Clairement, la nostalgie des années 80, plus que les spectateurs… ce sont les exécutifs des chaînes, qui l’ont !
Années 80 : la décennie du primetime soap
Pendant la première moitié des années 80, le primetime soap est LE genre qui domine les audiences américaines. Les networks ont commencé à en diffuser à la fin des années 70, mais ce n’est que pendant la saison 1980-1981 que ces séries deviennent des phénomènes.
Dallas en tête, bien-sûr. La quatrième saison, en particulier, met alors un terme à l’attente la plus insupportable de l’époque, après qu’une personne mystérieuse ait tiré sur le terrible JR. Certes Dallas a excellé dans l’art du cliffhanger par le passé, mais là… Là ! L’hystérie collective a tenu le pays (…et plusieurs autres, d’ailleurs) en haleine pendant plusieurs mois !
Le succès des primetime soap est l’expression d’un désir d’escapisme parmi les spectateurs américains. Dans les primetime soaps des Eighties, tout le monde est riche, et l’on observe les joutes verbales (…ou parfois, physiques !) des puissants. Les personnages s’accrochent autour de questions financières, protègent leur style de vie exubérant de dangers essentiellement financiers, essayent de négocier leurs intrigues amoureuses autour des questions d’argent.
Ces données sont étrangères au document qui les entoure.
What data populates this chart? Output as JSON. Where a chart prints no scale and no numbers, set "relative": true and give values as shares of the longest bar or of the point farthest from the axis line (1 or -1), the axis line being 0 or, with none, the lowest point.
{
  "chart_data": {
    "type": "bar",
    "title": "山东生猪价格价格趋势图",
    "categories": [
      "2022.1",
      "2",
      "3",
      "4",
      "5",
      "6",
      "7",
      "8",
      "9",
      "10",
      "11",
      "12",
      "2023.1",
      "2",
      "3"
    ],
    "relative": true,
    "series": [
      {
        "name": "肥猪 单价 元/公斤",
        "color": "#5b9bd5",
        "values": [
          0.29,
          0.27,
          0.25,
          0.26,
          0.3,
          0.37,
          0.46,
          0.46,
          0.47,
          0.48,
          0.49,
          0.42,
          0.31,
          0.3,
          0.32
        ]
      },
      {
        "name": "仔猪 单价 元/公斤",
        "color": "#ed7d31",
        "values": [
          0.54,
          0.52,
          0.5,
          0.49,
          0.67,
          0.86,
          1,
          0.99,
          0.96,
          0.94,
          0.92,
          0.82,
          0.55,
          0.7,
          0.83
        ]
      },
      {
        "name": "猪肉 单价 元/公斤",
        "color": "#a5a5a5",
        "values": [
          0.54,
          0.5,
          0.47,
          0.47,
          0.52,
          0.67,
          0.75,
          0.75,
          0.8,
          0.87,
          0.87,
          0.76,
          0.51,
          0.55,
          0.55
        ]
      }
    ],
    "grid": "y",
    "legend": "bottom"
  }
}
Il y a une certaine superficialité dans ces séries, mais elle accompagne aussi un changement dans la société américaine, où le monde de l’entreprise tient désormais une place prépondérante. L’individualisme exacerbé de la décennie colle parfaitement aux principes fondateurs du primetime soap.
Grâce à lui, la télévision des années 80 découvre donc le rendez-vous télévisuel (« appointment television« ), une manière de faire regarder une série en rendant son visionnage incontournable au moment où elle est diffusée… sous peine d’être exclus du reste de la société. Le succès de Dallas sur CBS, et de Dynastie sur ABC, ainsi que de Knots Landing (alias Côte Ouest) et Falcon Crest, occupe l’attention des spectateurs jusqu’au milieu de la décennie. C’est que, non seulement ces séries produisent des audiences incroyables, mais elles sont aussi l’objet d’une couverture médiatique intense, et de conversations animées. L’appointment television est exacerbée, justement, par les revirements de situation et les cliffhangers, qui rendent la moindre conversation invivable si l’on n’a pas suivi les dernières retournements de situation. On ne parlait pas encore de « winter finale » ou de « midseason finale« , comme aujourd’hui, mais l’idée est la même : créer suffisamment d’incitations à ne surtout pas louper un épisode, et encore moins un épisode-clé.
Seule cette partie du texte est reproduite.